Le franc-parler fait toutefois entièrement partie du mythe Biden, qui reste très populaire chez les démocrates, y compris auprès de l’électorat noir.

S’emportant face à des propos sexistes de Donald Trump, Joe Biden, sanguin, a ainsi affirmé que si les deux septuagénaires étaient encore au lycée, il lui « mettrait une rouste ». De quoi promettre des débats présidentiels animés s’il décroche l’investiture démocrate.

– Tragédie familiale –

Fier de ses origines, Joseph Robinette Biden est né le 20 novembre 1942 dans la ville ouvrière de Scranton, en Pennsylvanie. Son père était vendeur de voitures.

Peu après avoir décroché son mandat de sénateur dans l’Etat du Delaware, en 1972, sa femme Neilia et leur fille Naomi, âgée d’un an, meurent dans un accident de voiture.

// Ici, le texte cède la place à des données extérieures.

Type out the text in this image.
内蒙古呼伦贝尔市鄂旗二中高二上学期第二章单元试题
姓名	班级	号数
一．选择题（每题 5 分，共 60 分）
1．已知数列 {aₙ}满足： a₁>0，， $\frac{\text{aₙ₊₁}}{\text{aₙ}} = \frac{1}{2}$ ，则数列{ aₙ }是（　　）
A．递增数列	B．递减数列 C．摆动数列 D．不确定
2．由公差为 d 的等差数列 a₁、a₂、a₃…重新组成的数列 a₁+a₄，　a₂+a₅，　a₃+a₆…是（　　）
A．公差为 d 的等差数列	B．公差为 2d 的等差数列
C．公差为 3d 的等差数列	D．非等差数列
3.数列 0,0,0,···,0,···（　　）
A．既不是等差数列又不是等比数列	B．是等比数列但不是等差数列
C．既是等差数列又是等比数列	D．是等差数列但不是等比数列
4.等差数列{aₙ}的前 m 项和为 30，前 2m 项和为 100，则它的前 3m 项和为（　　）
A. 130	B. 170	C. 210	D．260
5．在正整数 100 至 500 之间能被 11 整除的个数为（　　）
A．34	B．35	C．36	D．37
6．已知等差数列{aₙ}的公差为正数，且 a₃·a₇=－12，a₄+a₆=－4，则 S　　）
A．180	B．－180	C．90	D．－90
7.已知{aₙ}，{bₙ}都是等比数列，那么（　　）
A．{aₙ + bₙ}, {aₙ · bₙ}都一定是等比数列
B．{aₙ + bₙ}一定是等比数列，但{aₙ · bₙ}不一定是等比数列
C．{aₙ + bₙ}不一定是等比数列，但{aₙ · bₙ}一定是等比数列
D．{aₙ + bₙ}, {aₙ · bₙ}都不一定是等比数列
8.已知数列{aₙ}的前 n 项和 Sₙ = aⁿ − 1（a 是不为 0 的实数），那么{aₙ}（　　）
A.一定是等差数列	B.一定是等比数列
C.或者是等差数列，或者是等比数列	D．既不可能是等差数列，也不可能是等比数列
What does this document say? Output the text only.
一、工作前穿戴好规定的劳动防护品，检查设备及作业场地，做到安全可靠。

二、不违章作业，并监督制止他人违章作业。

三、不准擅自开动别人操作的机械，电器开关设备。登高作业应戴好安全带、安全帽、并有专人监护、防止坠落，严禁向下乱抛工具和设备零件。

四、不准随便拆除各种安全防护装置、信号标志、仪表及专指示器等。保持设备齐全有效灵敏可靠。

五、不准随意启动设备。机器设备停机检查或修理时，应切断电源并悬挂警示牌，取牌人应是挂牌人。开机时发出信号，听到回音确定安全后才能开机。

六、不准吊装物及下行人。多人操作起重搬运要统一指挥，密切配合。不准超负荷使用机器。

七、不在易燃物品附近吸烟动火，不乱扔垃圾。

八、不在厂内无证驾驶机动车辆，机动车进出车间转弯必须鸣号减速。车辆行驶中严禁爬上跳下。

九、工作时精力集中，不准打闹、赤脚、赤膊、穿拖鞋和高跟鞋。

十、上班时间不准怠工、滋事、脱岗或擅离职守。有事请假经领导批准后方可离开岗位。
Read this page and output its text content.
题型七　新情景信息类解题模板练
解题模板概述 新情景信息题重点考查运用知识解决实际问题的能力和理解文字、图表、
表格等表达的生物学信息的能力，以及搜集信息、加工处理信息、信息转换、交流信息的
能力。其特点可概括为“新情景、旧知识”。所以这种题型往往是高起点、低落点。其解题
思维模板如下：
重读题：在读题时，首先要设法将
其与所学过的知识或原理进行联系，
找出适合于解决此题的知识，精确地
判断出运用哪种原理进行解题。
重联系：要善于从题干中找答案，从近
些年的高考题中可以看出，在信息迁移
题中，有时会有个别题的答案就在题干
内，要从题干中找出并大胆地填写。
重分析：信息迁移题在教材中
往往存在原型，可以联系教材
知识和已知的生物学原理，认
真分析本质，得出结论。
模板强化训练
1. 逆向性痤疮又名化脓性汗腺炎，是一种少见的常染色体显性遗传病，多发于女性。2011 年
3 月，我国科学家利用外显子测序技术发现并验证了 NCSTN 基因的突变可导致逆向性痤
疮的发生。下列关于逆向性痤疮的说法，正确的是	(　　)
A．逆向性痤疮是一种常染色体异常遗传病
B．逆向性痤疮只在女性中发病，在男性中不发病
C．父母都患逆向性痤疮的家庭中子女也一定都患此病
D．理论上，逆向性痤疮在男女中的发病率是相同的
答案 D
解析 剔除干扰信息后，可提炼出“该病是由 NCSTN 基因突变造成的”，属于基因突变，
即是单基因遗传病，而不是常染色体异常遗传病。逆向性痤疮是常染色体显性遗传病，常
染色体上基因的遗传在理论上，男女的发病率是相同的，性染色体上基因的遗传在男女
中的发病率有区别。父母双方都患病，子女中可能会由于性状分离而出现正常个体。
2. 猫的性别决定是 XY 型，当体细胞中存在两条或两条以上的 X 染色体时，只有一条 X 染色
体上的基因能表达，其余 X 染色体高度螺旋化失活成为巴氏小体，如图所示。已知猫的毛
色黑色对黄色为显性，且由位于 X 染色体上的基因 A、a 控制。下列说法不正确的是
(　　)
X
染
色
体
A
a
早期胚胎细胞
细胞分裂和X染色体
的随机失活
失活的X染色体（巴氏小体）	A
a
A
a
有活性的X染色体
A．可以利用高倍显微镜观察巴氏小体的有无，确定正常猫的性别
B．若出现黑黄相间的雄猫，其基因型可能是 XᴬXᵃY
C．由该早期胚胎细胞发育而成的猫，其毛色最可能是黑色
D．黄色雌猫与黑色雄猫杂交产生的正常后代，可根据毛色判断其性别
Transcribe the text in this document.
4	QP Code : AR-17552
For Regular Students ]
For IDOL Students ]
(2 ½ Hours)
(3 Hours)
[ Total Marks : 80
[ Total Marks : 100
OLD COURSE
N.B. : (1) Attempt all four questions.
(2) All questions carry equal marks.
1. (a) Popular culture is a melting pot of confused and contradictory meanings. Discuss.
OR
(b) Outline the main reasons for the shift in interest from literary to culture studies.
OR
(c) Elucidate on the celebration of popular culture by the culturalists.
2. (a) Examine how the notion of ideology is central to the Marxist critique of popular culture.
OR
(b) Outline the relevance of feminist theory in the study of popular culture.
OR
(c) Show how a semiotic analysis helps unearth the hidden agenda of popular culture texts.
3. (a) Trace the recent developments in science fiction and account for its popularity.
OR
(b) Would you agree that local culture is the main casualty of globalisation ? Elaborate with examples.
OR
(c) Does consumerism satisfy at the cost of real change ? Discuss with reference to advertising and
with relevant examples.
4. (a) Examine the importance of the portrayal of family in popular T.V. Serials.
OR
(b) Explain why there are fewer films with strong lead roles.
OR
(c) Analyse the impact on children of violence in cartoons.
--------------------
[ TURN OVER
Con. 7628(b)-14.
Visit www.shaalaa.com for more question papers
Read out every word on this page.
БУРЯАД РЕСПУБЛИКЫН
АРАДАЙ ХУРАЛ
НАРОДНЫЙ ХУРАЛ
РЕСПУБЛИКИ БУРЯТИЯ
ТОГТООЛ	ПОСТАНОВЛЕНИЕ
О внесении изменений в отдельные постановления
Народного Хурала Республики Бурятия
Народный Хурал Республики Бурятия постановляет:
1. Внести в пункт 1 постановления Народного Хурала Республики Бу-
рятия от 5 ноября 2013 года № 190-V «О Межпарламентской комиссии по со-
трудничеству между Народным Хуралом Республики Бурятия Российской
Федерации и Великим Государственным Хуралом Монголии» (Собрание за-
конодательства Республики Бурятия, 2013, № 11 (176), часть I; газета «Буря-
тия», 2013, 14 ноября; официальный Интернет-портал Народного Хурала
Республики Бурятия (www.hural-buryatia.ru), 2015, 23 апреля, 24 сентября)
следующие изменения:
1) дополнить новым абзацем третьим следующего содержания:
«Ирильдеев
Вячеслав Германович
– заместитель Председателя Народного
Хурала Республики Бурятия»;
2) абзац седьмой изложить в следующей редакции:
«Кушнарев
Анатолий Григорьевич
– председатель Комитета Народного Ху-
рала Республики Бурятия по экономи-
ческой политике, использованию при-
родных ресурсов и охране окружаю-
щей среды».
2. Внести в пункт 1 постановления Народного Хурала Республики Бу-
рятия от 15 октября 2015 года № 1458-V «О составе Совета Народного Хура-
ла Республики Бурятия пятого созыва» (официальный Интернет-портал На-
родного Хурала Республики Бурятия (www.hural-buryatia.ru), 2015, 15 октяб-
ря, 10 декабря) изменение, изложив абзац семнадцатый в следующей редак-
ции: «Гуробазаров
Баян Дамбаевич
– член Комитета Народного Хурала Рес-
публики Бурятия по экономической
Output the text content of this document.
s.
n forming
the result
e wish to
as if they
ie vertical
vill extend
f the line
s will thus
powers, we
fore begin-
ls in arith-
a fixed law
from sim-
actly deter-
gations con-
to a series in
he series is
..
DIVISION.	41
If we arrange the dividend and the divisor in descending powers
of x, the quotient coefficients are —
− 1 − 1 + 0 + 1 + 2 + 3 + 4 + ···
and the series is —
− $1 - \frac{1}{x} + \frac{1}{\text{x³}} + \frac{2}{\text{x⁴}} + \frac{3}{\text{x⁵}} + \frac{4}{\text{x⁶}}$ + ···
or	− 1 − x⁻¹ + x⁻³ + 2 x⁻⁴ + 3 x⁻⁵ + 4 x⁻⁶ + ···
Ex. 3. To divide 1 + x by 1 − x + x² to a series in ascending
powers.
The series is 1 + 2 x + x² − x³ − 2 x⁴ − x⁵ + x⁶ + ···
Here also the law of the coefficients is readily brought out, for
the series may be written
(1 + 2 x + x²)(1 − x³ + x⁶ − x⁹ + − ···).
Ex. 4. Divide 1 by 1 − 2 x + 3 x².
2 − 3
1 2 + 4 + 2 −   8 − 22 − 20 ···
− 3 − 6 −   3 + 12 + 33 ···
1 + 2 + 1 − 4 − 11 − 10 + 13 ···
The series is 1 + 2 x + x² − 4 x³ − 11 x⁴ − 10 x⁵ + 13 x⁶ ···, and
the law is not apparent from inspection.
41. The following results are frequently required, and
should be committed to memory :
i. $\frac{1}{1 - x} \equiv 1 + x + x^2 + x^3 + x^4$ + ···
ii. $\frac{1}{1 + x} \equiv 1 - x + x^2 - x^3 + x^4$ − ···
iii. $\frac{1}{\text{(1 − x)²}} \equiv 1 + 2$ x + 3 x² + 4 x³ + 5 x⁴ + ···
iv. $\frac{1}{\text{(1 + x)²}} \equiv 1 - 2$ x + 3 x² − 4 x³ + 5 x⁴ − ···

Joe Biden décide de prendre quand même ses fonctions à Washington, tout en s’occupant de ses deux fils blessés, Beau et Hunter.

Il se remarie en 1977 à Jill, avec qui il a une fille, Ashley.

En mai 2015, un nouveau drame frappe la famille: Beau, 46 ans, meurt d’un cancer.

Très affecté par cette perte, Joe Biden avait longuement hésité à se lancer dans la présidentielle en 2016, avant de passer son tour.

Plus de trente ans après sa première tentative, il entre cette fois dans la course en tête de peloton.